Je pose une tasse dans la machine à café et fixe le vide pendant qu'il coule. Deux jours sont passés depuis notre sortie au bar, pourtant d'un coup cette fille me revient à l'esprit. Je suis seul et je n'ai rien d'autre à penser. Quand je retournerais en cours tout à l'heure, que le monde recommencera à vivre autour de moi, j'oublierais probablement tout ça. Seulement ce week-end j'étais seul et rien d'autre ne pouvait m'occuper. J'en suis arrivé à me dire que je pourrais aller à la bibliothèque plus souvent dans l'espoir de la recroiser, peut-être de meilleure humeur.

Pourquoi faire ?

J'essaie de mettre un prénom sur ce visage, une histoire aussi. Quelque chose qui expliquerait sa réaction. Et en même temps je ne veux pas y penser sans arrêt sans même la connaître, alors je tourne mon esprit vers quelque chose d'autre et sors mon téléphone.

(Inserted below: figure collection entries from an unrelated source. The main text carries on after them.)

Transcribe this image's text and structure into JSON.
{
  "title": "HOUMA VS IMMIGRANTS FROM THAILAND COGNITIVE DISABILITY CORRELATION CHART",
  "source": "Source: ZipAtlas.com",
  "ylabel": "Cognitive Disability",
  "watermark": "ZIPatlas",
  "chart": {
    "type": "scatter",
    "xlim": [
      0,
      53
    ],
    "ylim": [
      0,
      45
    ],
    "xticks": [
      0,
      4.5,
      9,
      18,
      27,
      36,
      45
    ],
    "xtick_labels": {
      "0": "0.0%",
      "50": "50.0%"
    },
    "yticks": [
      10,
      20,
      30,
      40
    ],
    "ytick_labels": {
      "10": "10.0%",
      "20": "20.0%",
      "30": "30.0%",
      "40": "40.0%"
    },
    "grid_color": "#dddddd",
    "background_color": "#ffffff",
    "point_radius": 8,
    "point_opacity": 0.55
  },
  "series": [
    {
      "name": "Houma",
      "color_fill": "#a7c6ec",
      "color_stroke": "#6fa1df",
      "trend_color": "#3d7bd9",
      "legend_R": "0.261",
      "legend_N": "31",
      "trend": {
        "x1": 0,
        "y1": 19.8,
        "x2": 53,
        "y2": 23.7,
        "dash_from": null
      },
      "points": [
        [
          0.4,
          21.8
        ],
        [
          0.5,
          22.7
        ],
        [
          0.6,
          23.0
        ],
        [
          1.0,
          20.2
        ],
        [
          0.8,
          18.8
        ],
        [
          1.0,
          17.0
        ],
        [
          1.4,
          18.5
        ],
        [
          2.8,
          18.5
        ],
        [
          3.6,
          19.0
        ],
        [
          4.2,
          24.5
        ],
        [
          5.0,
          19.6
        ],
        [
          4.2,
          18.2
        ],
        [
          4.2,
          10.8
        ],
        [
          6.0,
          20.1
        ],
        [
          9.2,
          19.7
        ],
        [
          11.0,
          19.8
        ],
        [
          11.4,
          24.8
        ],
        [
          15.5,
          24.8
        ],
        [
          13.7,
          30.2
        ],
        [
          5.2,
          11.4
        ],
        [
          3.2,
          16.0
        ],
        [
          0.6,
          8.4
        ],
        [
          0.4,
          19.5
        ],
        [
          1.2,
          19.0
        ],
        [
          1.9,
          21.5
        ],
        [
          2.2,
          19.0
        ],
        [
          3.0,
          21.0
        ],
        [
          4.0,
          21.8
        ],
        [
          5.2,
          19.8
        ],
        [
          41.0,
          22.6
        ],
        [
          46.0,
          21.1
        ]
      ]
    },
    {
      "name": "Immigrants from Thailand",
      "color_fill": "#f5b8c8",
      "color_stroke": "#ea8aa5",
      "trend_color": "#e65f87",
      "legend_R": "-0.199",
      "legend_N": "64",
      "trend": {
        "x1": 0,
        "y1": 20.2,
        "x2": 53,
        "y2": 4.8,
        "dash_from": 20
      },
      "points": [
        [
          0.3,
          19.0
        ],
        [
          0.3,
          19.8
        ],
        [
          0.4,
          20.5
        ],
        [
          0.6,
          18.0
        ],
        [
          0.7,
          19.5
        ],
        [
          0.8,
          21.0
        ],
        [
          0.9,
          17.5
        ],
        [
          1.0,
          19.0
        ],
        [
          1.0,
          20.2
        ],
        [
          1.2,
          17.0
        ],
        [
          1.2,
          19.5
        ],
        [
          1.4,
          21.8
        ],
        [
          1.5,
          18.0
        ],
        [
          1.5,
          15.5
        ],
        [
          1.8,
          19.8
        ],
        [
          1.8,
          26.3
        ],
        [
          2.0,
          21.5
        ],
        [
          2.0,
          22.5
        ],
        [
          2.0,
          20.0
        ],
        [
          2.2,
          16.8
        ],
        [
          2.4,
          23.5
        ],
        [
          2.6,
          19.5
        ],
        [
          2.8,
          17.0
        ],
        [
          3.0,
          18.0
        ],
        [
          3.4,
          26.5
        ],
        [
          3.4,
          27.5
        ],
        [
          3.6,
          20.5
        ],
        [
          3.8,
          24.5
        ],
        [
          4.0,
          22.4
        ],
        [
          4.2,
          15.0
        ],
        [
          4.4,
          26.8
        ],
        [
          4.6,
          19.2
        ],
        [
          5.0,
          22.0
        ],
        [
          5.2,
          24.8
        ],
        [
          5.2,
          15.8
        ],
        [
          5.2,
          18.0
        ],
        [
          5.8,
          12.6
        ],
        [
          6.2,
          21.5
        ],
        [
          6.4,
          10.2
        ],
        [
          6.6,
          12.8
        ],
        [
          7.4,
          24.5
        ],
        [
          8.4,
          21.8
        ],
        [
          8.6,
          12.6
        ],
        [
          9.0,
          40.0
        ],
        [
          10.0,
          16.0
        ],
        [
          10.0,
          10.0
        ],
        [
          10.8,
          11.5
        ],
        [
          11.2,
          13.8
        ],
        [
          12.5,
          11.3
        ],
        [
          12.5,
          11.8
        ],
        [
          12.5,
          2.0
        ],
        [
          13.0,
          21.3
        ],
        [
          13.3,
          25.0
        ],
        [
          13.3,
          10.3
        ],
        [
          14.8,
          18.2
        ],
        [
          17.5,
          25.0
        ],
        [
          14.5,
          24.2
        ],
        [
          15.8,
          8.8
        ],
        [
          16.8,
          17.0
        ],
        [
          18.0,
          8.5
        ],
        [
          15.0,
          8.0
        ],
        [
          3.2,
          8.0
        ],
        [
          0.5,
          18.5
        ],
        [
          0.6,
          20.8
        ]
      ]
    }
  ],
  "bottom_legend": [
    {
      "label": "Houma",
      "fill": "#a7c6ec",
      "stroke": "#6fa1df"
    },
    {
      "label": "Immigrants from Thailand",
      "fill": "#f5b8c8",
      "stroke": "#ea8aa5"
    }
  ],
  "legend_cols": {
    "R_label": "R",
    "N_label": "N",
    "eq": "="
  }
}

Je reçois un message d'Aliona qui me propose de venir jouer un peu de guitare chez elle ce soir. Seulement j'ai envie de ne rien faire, alors je décline l'invitation avant de récupérer mon café.

Je le bois tout en traînant sur les réseaux, observant la vie de tout le monde. Beaucoup de mes amis étudient à Paris, je ne sais pas pourquoi tout le monde est parti loin d'ici. J'ai choisi la ville étudiante la plus proche de chez moi, je ne voulais pas quitter ma région.

J'aimerais prévoir quelque chose à faire après les cours, mais rien ne me donne envie aujourd'hui. Alors j'en veux à cette fille. Dès que je l'ai vue la première fois, elle m'a transmis sa déprime en me faisant culpabiliser. Ensuite au bar, elle m'a fait le même effet que si j'étais rentré droit dans un mur.